Like @mvp, for me having my horse and not giving up that time together made grad school a better experience than it would have been without horses. Worth it. But for me it took the stars aligning just right w.r.t. off campus work and a whole lot of grueling work to make it happen. I don’t know that I could say in good faith that it’s worthwhile or even possible for every equestrian grad student.
I brought one horse to law school with me at Penn, and bought a second during my third year. I lived in center city Philly and commuted about 35 minutes to the barn.
That said, I believe I was living on a bit more than you will be. I had the maximum amount of loan/scholarship money allowed per year, plus an income of $30k per summer.
Lots of good input which I think boils down to “it depends”. It depends on the program and location you choose.
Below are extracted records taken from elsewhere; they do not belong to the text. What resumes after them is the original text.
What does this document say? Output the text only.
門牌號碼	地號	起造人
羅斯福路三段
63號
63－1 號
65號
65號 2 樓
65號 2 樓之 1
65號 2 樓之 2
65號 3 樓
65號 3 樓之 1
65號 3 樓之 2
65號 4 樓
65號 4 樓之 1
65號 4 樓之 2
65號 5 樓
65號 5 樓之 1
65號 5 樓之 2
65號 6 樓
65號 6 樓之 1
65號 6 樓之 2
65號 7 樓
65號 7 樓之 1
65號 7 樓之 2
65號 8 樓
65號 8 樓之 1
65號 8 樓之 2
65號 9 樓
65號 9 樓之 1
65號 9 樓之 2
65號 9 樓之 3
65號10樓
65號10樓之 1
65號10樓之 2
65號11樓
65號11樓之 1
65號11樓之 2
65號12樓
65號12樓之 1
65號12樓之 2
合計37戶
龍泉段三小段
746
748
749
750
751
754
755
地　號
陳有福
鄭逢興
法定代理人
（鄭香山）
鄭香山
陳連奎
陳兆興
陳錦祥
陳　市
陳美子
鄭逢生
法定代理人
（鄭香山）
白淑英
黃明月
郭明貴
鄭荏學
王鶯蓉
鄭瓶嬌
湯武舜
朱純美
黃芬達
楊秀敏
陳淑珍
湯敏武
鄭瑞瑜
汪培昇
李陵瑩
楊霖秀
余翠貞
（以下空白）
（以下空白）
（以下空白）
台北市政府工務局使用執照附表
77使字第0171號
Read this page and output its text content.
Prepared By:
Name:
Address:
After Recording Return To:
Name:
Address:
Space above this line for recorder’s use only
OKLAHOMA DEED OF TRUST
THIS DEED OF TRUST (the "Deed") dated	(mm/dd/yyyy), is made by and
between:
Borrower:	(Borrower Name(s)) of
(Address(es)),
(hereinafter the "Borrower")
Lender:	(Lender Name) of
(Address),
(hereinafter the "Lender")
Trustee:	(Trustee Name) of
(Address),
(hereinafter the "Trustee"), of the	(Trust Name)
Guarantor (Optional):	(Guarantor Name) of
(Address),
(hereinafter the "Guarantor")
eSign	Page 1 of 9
I went to grad school 40 years ago, and because I was not so involved in all the other stuff that goes along with undergrad college life, I actually found it much more manageable and less stressful academically than undergrad. I put the hours in, but I never felt like a slave or indentured servant to the prof - but I was in a field where they were happy to get grad students, and entry into the programs in that field was not particularly competitive. But times have changed…
There are many, many universities located in rural areas where you may be able to keep a horse very close and very cheaply - possibly even on campus. But if those universities don’t offer what you want in a graduate program, you’ll need to make a decision about priorities in the grad school phase of your life.